Josh Tenenbaum, Massachusetts Institute of Technology, Massachusetts, USA
Bayesian inference, scene understanding, and common sense
Over the last two decades we have made great progress in understanding learning, perception and other aspects of intelligence as statistical inference on a grand scale. Statistical models underlie successful AI technologies that achieve human-like performance in limited domains, such as face detection, pedestrian detection, IBM's Watson system for playing Jeopardy!, or Apple's new Siri voice interface for the iPhone. Yet none of these AI technologies achieves anything like human "common sense", and the computational basis of people's common sense remains elusive. Why?

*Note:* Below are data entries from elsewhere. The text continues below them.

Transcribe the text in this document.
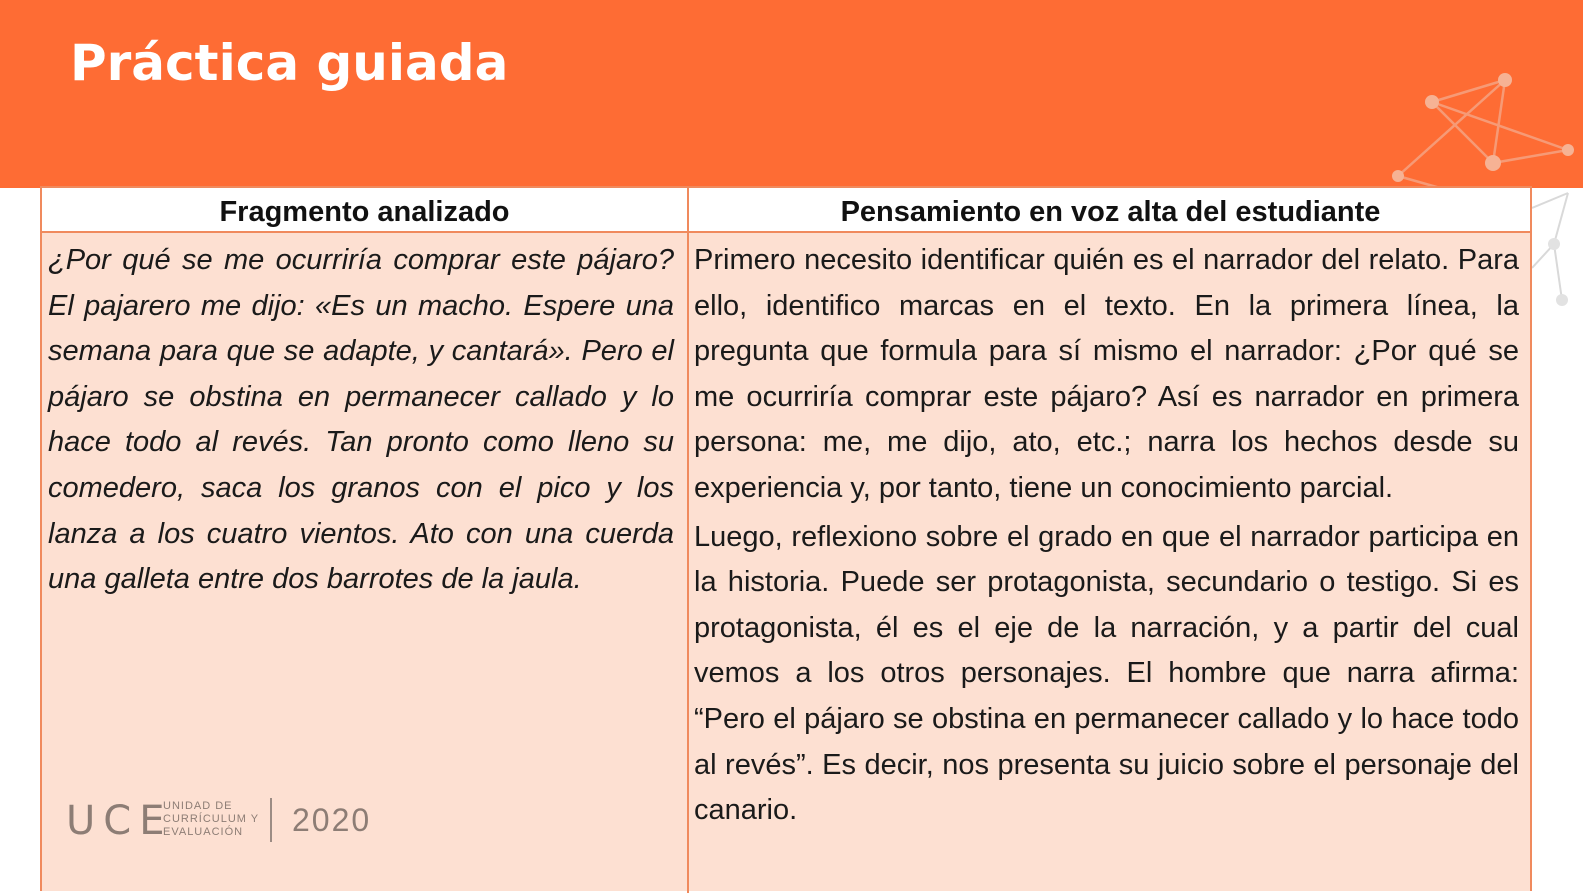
Práctica guiada
Fragmento analizado	Pensamiento en voz alta del estudiante
¿Por qué se me ocurriría comprar este pájaro? El pajarero me dijo: «Es un macho. Espere una semana para que se adapte, y cantará». Pero el pájaro se obstina en permanecer callado y lo hace todo al revés. Tan pronto como lleno su comedero, saca los granos con el pico y los lanza a los cuatro vientos. Ato con una cuerda una galleta entre dos barrotes de la jaula.

Primero necesito identificar quién es el narrador del relato. Para ello, identifico marcas en el texto. En la primera línea, la pregunta que formula para sí mismo el narrador: ¿Por qué se me ocurriría comprar este pájaro? Así es narrador en primera persona: me, me dijo, ato, etc.; narra los hechos desde su experiencia y, por tanto, tiene un conocimiento parcial.

Luego, reflexiono sobre el grado en que el narrador participa en la historia. Puede ser protagonista, secundario o testigo. Si es protagonista, él es el eje de la narración, y a partir del cual vemos a los otros personajes. El hombre que narra afirma: “Pero el pájaro se obstina en permanecer callado y lo hace todo al revés”. Es decir, nos presenta su juicio sobre el personaje del canario.

UCE
UNIDAD DE
CURRÍCULUM Y
EVALUACIÓN	2020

I will argue that statistical approaches to intelligence have paid insufficient attention to how human beings -- adults, children and even young infants -- parse the world in terms of a basic core of common-sense concepts: physical objects, intentional agents, and their interactions. Abstract knowledge of how objects move, an "intuitive mechanics", and how agents plan and act, an "intuitive psychology", are crucial for how we understand visual scenes and talk about our experience in the world. I will show how these abstract systems of knowledge, or intuitive theories, can be formalized as probabilistic programs: probabilistic generative models built from compositional systems of stochastic functions that can capture complexly unfolding causal processes. These models can be conditioned on data (partial program outputs) to support approximate Bayesian inferences about program inputs, unobserved or latent variables, or future outputs. Relatively simple probabilistic programs can describe intuitive mechanics and intuitive psychology, giving surprisingly precise accounts of human judgments about dynamic scenes. I will close with a challenge for researchers interested in the neural mechanisms of Bayesian inference: how to implement, approximate or emulate these models in brain-like circuits?